By Nicholas Day
CHICAGO – Face-to-face interaction is the foundation of modern Western parenting. It is how we explain what it means to be human – this is how we show emotion, this is how we communicate, this is how we make funny flatulence sounds. We think of this sort of interaction as what parenting is. It’s hard to imagine a baby raised without this sort of back-and-forth and turning out fine.
But many babies elsewhere are raised without it – and they do indeed turn out just fine. But there are many different versions of fine.
German psychologist Heidi Keller once ran a brilliant experiment in which she showed German mothers and Cameroonian Nso mothers footage of the parenting style of the other. Both were deeply unimpressed. (Sample reaction: “The Nso even suspected that it may be forbidden in Germany for mothers to hold babies close to their bodies.”) The German mothers had the most difficulty comprehending the lack of face-to-face exchanges among the Nso.

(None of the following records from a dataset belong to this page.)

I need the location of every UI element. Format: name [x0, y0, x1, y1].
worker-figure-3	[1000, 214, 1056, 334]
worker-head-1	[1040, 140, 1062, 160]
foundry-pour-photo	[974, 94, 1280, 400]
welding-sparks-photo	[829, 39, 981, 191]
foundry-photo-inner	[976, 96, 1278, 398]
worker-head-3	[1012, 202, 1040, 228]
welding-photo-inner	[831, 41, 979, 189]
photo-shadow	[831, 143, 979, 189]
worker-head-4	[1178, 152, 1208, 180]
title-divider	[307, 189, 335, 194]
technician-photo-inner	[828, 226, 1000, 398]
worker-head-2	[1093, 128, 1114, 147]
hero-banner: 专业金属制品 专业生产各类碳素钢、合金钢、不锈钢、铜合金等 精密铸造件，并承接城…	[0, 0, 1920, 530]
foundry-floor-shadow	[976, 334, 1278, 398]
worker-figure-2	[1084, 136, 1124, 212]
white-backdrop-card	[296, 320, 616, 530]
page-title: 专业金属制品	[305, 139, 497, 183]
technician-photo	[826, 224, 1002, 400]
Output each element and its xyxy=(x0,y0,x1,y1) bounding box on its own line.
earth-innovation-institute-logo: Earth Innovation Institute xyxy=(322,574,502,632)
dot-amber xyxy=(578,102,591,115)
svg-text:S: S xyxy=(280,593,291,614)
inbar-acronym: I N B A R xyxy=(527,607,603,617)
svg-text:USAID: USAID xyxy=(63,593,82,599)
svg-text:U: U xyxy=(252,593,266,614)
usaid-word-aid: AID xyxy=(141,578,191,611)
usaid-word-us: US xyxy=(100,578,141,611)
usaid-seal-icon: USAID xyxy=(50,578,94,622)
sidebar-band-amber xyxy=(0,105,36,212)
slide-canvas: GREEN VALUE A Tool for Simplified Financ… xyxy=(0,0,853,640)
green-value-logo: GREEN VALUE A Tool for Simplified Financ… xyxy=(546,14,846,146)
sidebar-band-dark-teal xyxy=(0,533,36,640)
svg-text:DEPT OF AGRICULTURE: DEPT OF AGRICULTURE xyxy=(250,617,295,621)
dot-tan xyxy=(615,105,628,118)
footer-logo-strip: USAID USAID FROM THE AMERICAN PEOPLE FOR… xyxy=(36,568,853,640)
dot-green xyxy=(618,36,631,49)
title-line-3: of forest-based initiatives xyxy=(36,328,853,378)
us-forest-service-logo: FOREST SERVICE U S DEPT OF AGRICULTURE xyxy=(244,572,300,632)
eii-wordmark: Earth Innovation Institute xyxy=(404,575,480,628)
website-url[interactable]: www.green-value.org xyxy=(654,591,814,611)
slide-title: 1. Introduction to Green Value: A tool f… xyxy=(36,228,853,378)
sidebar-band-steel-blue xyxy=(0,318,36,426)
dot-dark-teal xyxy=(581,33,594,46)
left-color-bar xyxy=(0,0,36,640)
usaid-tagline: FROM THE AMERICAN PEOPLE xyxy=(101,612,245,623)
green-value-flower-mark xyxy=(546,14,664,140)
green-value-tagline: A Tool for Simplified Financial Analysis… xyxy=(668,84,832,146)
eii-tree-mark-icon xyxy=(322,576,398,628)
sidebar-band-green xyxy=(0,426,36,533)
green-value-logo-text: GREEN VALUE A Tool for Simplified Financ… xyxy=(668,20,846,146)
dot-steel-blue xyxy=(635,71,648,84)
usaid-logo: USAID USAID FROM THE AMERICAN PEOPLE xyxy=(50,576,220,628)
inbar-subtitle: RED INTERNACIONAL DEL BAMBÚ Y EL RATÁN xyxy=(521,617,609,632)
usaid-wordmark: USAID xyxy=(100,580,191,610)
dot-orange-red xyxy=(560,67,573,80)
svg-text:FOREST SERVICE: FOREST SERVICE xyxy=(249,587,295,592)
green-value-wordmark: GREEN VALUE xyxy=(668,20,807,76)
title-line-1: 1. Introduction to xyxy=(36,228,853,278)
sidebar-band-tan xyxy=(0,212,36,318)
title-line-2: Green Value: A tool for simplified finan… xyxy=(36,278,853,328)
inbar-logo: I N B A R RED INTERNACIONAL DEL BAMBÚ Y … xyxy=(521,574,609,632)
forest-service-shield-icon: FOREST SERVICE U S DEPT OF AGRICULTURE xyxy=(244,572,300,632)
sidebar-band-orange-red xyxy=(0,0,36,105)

From a very early age, Nso babies are engaged in the social life of the community. They are carried facing outward. They see everything but their mother. Their world is broader than the world the German babies inhabit. These parenting styles don’t cleave along developed-undeveloped lines. They have deeper cultural roots. Middle-class American mothers, for example, spend twice as much time face-to-face with their babies as middle-class Japanese mothers.
It’s not just what the babies see. It’s what they hear, too. A study comparing native French mothers with West African mothers living in France found that less than 10 percent of what the French mothers said to their babies was a reference to someone else – someone who wasn’t the mother or the baby. But some 40 percent of what the West African mothers said referred to someone else. The French mothers were preparing their infants for a culture in which social life is conducted one-on-one. The West African mothers were preparing theirs for a society of communal engagement.